地球ではダイヤモンドのことなのだが、この世界では青く透き通った石になる。正体は魔力を浴びて変質した炭素の高密度単分子構造体。つまりダイヤモンドの親戚だ。
ものすごく硬くて硬さだけならオリハルコン以上。
性質もダイヤモンドに似ていて削るのも磨くのも至難の業。それを磨き上げて剣の本体にする。いやー、大変だった。
魔力との親和性が高く、使用者の魔力を穏やかに通す性質があり、それだけで魔剣のようなものなのだ。ちなみにこのタイプの剣は磨剣という。
形は鉈に似て幅広で反りがあり、刃渡りは四十cmぐらい。表には細かい波刃が付いている。峰の側は厚めで刃はなく、なにかを殴るのに向いている。
先端は切り落としたように平らなのだがデザインの関係で峰側の先端は尖るためにピッケルのような使い方もできる。切る、殴る、突き刺す、引き裂くができるなかなかの自信作だ。
波刃は硬い物を切るときに効果を発揮するし、柔らかい物を切るのにも実はかなり向いている。ベジタブルナイフをイメージすればいい。
アダマンタイトもヒヒイロカネも使用者の魔力で力場を帯びるので血油などにも強く、安定した威力を発揮するはずだ。
二本一組の双剣で、刀身に這わせたヒヒイロカネが魔法陣になっているために魔力を通すと『炎の魔剣』『氷の魔剣』として使える逸品だ。取り回しやバランスなどもうちの親どもの意見を聞いて調整した優れもの。
「うん、いいね。振りやすい。幅広だからどうかと思ったけど。風に流されるようなこともないんだね。
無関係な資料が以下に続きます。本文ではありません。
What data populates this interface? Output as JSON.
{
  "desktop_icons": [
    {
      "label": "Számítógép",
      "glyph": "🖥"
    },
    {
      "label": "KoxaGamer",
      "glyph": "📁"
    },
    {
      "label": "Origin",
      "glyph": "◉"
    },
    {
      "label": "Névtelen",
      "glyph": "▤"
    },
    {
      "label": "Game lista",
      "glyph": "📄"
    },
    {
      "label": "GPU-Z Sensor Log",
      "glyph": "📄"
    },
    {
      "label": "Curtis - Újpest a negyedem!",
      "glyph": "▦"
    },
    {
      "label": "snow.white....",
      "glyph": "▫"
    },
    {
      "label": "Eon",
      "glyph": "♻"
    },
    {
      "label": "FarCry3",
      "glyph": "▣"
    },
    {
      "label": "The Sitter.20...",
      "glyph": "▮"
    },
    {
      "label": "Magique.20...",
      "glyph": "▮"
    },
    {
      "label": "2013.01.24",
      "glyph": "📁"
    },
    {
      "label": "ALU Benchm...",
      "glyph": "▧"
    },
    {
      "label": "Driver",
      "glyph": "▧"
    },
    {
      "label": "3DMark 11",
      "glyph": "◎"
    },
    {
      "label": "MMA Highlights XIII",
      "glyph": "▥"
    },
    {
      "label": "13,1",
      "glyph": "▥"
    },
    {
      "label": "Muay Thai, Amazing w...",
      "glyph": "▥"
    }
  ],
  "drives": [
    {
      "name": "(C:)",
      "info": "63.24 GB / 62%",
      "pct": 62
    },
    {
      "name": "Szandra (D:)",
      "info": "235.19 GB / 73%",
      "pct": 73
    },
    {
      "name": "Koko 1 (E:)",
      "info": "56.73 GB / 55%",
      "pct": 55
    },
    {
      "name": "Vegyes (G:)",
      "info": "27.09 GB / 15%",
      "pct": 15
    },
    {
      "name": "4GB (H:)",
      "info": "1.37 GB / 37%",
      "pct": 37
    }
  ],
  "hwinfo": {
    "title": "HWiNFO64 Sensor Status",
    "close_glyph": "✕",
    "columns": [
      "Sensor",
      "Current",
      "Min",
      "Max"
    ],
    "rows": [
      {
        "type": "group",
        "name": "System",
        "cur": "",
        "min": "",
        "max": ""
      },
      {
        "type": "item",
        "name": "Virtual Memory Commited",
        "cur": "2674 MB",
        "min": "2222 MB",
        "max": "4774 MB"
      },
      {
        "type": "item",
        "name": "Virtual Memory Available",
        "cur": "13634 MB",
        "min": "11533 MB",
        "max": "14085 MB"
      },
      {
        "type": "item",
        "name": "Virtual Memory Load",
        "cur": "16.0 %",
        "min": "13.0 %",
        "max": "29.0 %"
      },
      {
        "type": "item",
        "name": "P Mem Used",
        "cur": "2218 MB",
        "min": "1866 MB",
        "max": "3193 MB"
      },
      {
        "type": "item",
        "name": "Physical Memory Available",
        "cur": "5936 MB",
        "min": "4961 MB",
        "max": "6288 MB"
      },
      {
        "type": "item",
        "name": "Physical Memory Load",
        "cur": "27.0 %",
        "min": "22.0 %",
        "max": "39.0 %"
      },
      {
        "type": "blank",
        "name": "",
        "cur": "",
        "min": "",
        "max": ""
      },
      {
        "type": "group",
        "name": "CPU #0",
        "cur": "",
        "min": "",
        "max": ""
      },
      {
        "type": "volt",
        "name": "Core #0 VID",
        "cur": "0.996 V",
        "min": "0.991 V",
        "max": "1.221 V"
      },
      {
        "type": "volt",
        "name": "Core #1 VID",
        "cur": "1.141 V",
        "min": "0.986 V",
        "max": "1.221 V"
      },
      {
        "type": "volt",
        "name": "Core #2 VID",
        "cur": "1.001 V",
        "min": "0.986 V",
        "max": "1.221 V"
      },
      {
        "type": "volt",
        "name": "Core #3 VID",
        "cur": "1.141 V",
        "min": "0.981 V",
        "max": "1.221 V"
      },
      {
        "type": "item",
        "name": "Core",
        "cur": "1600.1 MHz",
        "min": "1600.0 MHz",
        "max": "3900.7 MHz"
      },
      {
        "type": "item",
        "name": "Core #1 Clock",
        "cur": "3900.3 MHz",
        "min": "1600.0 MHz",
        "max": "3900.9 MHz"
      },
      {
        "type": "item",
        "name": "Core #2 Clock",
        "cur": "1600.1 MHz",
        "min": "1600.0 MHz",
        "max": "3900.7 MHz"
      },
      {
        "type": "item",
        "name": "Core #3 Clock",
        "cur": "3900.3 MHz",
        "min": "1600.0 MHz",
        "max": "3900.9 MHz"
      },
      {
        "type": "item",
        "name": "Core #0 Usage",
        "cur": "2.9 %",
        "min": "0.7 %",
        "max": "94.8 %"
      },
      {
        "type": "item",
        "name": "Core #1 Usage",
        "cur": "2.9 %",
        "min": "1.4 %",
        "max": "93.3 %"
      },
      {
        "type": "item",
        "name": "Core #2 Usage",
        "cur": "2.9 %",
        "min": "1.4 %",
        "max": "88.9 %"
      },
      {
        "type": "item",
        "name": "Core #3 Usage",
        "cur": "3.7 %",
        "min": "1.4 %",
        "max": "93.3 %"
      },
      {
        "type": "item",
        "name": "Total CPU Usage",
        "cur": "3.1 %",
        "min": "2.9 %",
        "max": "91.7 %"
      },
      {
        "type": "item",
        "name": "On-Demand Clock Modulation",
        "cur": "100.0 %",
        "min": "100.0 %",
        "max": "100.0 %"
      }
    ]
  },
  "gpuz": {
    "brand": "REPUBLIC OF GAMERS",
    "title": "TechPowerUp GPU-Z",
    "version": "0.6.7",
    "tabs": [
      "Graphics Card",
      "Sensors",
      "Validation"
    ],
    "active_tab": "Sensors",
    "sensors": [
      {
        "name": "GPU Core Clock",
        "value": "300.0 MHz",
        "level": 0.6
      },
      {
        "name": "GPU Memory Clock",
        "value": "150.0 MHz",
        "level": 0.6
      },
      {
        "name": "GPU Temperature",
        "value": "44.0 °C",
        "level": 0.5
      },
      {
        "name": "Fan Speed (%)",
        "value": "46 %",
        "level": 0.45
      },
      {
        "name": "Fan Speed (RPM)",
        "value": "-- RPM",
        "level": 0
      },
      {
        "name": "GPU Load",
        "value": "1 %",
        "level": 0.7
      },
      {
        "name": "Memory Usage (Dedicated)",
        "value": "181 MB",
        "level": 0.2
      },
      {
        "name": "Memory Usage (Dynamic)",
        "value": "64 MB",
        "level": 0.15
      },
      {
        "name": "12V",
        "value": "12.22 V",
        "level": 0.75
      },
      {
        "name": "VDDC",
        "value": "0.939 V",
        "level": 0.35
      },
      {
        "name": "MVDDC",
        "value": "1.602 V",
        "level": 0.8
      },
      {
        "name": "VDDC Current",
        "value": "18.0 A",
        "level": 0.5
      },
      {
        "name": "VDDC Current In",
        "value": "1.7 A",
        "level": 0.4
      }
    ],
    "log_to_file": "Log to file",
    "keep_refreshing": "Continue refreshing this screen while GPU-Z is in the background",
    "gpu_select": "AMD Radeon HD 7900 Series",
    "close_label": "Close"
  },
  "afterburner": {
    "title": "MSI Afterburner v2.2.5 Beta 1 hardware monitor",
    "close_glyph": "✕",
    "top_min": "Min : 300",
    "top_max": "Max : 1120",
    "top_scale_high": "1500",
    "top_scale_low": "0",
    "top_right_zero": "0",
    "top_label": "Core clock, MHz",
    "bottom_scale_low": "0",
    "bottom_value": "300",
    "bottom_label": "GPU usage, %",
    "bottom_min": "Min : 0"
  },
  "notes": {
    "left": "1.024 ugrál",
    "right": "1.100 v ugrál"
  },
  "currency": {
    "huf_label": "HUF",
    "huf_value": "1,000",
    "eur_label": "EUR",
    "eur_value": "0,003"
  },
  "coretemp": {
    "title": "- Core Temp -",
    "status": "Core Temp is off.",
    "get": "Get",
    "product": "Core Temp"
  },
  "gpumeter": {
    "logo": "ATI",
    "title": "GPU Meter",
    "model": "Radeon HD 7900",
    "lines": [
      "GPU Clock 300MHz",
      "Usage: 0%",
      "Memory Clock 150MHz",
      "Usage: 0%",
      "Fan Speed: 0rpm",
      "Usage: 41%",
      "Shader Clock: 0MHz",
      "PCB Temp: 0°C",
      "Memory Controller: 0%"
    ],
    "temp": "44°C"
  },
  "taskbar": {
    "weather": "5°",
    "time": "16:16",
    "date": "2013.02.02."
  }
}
気に入ったよ」
ルトナは二本の剣を専用の鞘に入れて腰にぶら下げた。
ちなみに鞘は王都で弟子入りさせてもらった王宮仕えのドワーフの人に作ってもらった特別製だ。
「うう、魔剣はうらやましいです」
「じゃあ返せ」
「いやです」
実はクレオが使っている刀も風の魔力をおびた魔剣なんだが…まあ気付くまで放っておこう。あまり良い剣だと分かると試し切りとか言い出すかも知れない。それはやだ。
「そんなわけで今日は同じ物をサリアに届けてきます。一緒に来る?」
「うーんやめとく。今日辺りパーティーメンバーが訪ねてくるだろうし、それに昨日のじじいも気になるから護衛してるよ」
「そか、じゃあ頼むよ。モース君達がいるからあまり心配はないと思うけど」
俺は残りの飯をかき込み、お茶を一気に飲んで席を立った。
本当に引っ越し前後って忙しいんだよね。